Belli konularda istikrarlı bir şekilde yazıyor, konuşuyor ve nispeten kolay ulaşılıyorsanız, sizi bir görev bekler. O da medyaya görüş verme, yayına çıkma görevi.
Kimisi buna herkesin çok hevesli olduğunu düşünür. Çok hevesli olanlar da vardır sahiden. Sorun şu ki bazı yayıncılar herkesi öyle zanneder. Kendi etki alanlarının çok büyük olduğuna sonsuz inanmanın da verdiği cesaretle, yayın davetini adeta ulufe gibi tebliğ ederler. Kimileriyse çok naziktir. Çok dikkatli bir şekilde rica ederler. “Yayına çıkmanız karşılığında sizden para istemeyeceğiz” diyen hadsizleri bile gördüğünüz için nezaketli olanlara karşı illa bir krediniz olur.
Arkadaşlarınız rica edince zaten onlarla sohbet etme hevesiyle istekli gidersiniz. Fakat bu ilişkilerin sınırı her zaman belirsizdir.

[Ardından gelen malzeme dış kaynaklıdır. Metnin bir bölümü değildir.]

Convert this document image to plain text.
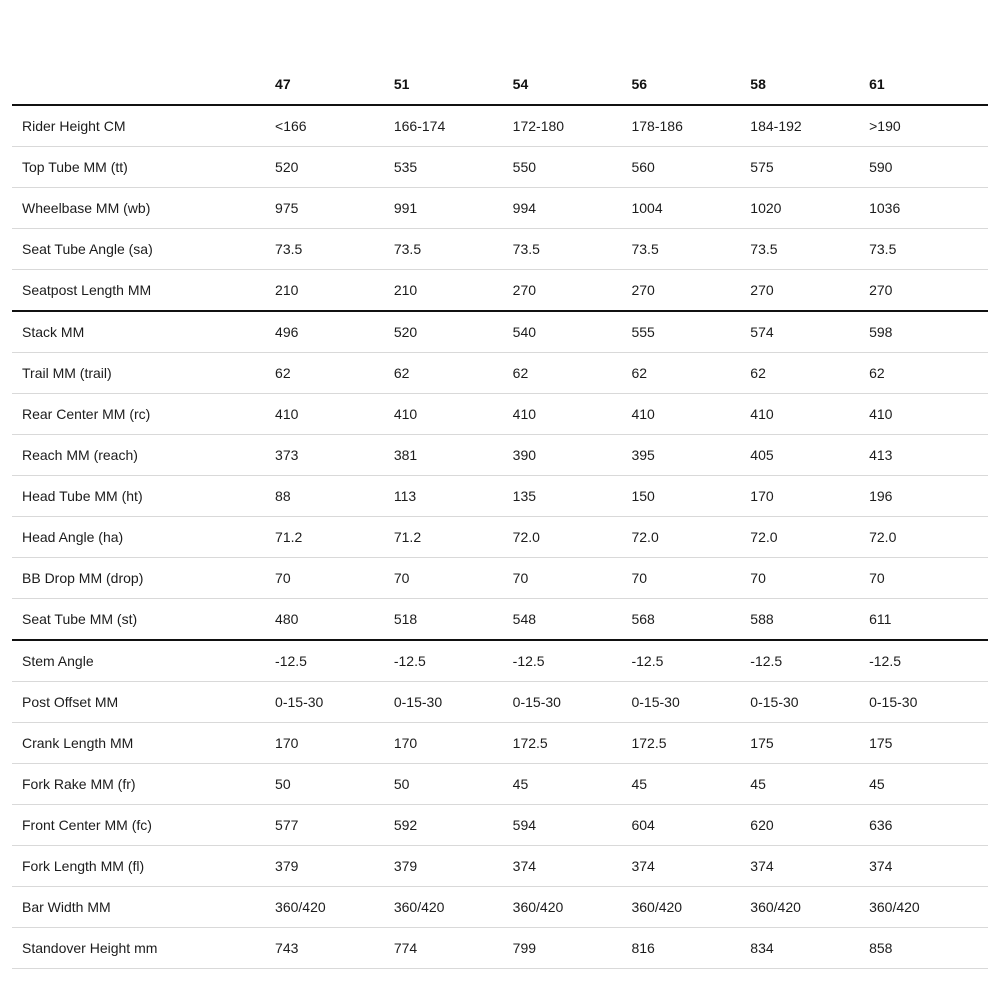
	47	51	54	56	58	61
Rider Height CM	<166	166-174	172-180	178-186	184-192	>190
Top Tube MM (tt)	520	535	550	560	575	590
Wheelbase MM (wb)	975	991	994	1004	1020	1036
Seat Tube Angle (sa)	73.5	73.5	73.5	73.5	73.5	73.5
Seatpost Length MM	210	210	270	270	270	270
Stack MM	496	520	540	555	574	598
Trail MM (trail)	62	62	62	62	62	62
Rear Center MM (rc)	410	410	410	410	410	410
Reach MM (reach)	373	381	390	395	405	413
Head Tube MM (ht)	88	113	135	150	170	196
Head Angle (ha)	71.2	71.2	72.0	72.0	72.0	72.0
BB Drop MM (drop)	70	70	70	70	70	70
Seat Tube MM (st)	480	518	548	568	588	611
Stem Angle	-12.5	-12.5	-12.5	-12.5	-12.5	-12.5
Post Offset MM	0-15-30	0-15-30	0-15-30	0-15-30	0-15-30	0-15-30
Crank Length MM	170	170	172.5	172.5	175	175
Fork Rake MM (fr)	50	50	45	45	45	45
Front Center MM (fc)	577	592	594	604	620	636
Fork Length MM (fl)	379	379	374	374	374	374
Bar Width MM	360/420	360/420	360/420	360/420	360/420	360/420
Standover Height mm	743	774	799	816	834	858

Bazen iş fırsatçılığa ve insan kullanmaya dönüşebilir.
Benim çalışma alanımdaki başlıkların çok gündemde olduğu bir dönem, bu konuda çok dolmuştum. Çünkü görüş alma ya da röportaj yapma bahanesiyle, çaktırmadan telifsiz yazı yazdırıldığını, iş yaptırıldığını düşünmeye başlamıştım.
Bir oldu, iki oldu, üç oldu, dört oldu derken, bir sonrakini asla kabul etmeyeceğim diye karar aldım.

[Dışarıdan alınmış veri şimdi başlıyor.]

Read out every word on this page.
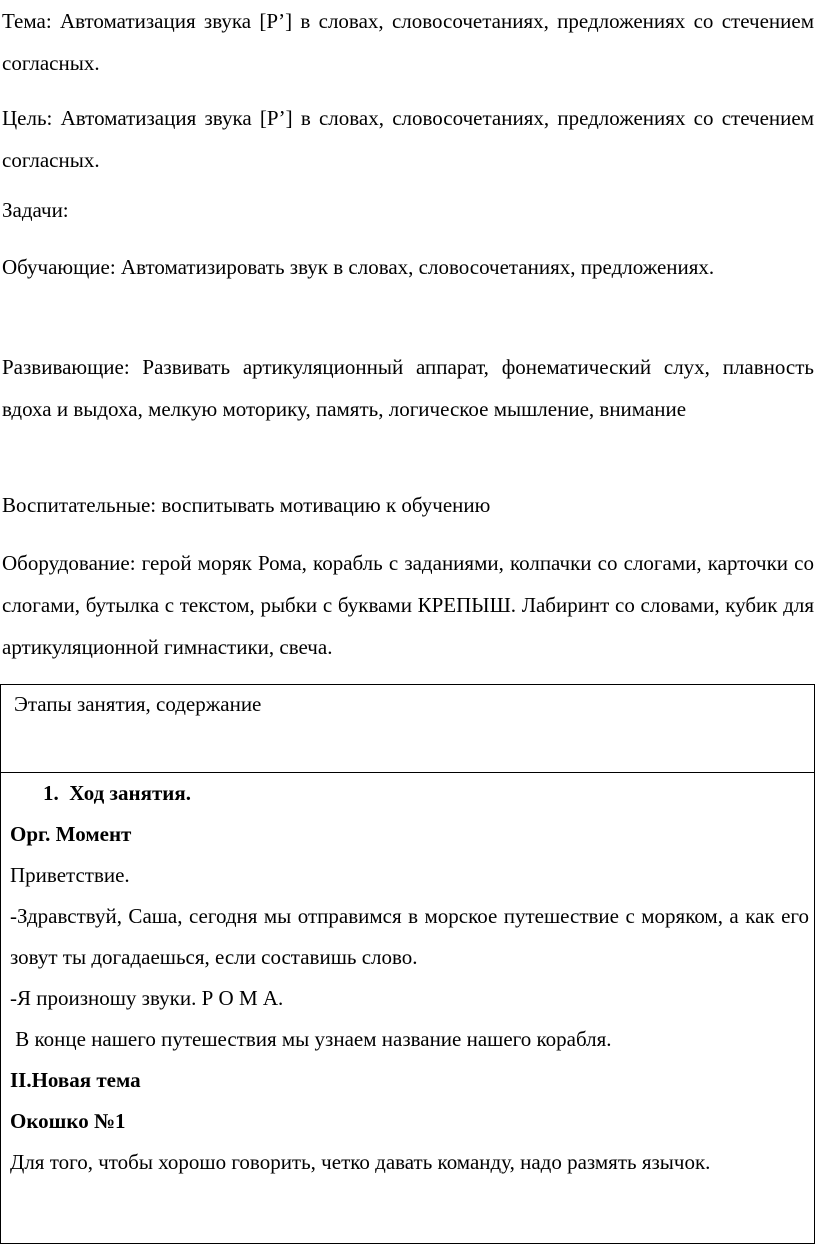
Тема: Автоматизация звука [Р’] в словах, словосочетаниях, предложениях со стечением согласных.
Цель: Автоматизация звука [Р’] в словах, словосочетаниях, предложениях со стечением согласных.
Задачи:
Обучающие: Автоматизировать звук в словах, словосочетаниях, предложениях.
Развивающие: Развивать артикуляционный аппарат, фонематический слух, плавность вдоха и выдоха, мелкую моторику, память, логическое мышление, внимание
Воспитательные: воспитывать мотивацию к обучению
Оборудование: герой моряк Рома, корабль с заданиями, колпачки со слогами, карточки со слогами, бутылка с текстом, рыбки с буквами КРЕПЫШ. Лабиринт со словами, кубик для артикуляционной гимнастики, свеча.
Этапы занятия, содержание

1. Ход занятия.
Орг. Момент
Приветствие.
-Здравствуй, Саша, сегодня мы отправимся в морское путешествие с моряком, а как его зовут ты догадаешься, если составишь слово.
-Я произношу звуки. Р О М А.
В конце нашего путешествия мы узнаем название нашего корабля.
II.Новая тема
Окошко №1
Для того, чтобы хорошо говорить, четко давать команду, надо размять язычок.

Bir sonraki talep, bir röportaj içindi. Röportaj kavramının neye karşılık geldiğini az çok biliyorum takdir edersiniz. Fakat gelen sorularda bir tuhaflık vardı. Benim o konuda ne düşündüğümü merak etmekten ziyade, çok spesifik bir uzmanlık alanında ham bilgi istiyorlardı.

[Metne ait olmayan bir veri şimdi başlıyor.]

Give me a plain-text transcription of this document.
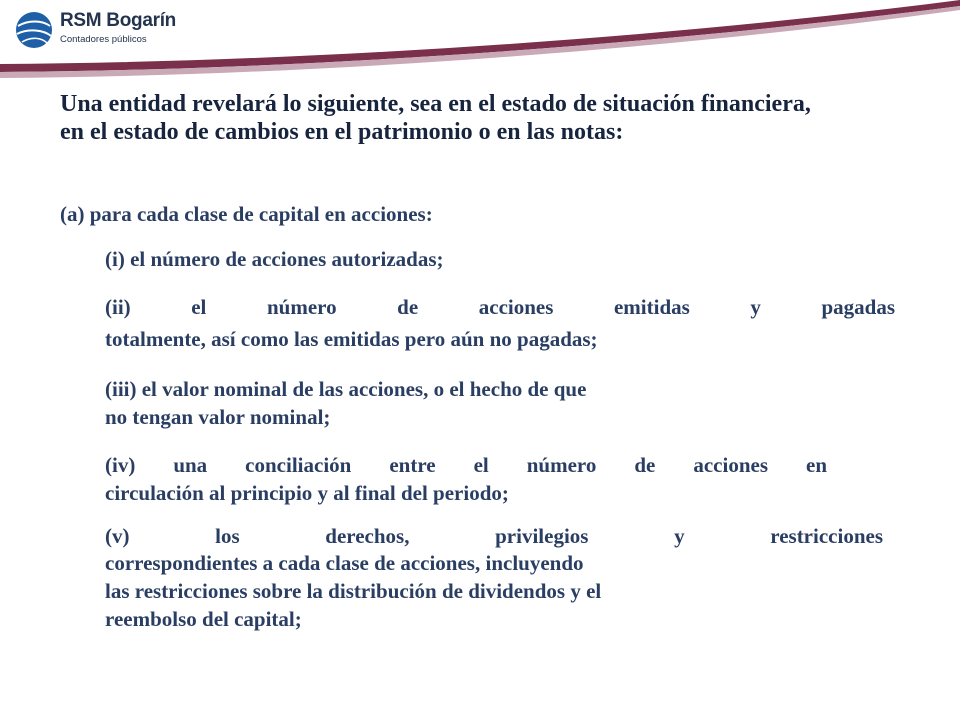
RSM Bogarín
Contadores públicos
Una entidad revelará lo siguiente, sea en el estado de situación financiera, en el estado de cambios en el patrimonio o en las notas:
(a) para cada clase de capital en acciones:
(i) el número de acciones autorizadas;
(ii) el número de acciones emitidas y pagadas
totalmente, así como las emitidas pero aún no pagadas;
(iii) el valor nominal de las acciones, o el hecho de que
no tengan valor nominal;
(iv) una conciliación entre el número de acciones en
circulación al principio y al final del periodo;
(v) los derechos, privilegios y restricciones
correspondientes a cada clase de acciones, incluyendo
las restricciones sobre la distribución de dividendos y el
reembolso del capital;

On farklı soru gönderilmişti ve bunların hepsi gerçekte birer yazı isteğiydi. Oturdum, zehir zemberek bir cevap yazdım. Yazdığım cevabın her cümlesi ayrı ayrı, sakin tabiatıma aykırıydı. Patladım patlamasına da sonradan inceden bir pişmanlık geldi. Kendimi kibirli gibi hissettim. Oysa kibir filan değildi. Ben, önceki fırsatçılıkların, şahsi dolmuşluğumun faturasını da son talep edene kesmiştim. Daha nazik bir üslupla reddedebilir ya da yanıtsız bırakabilirdim. Kendimi daha iyi açıklama fırsatını kullanamamıştım.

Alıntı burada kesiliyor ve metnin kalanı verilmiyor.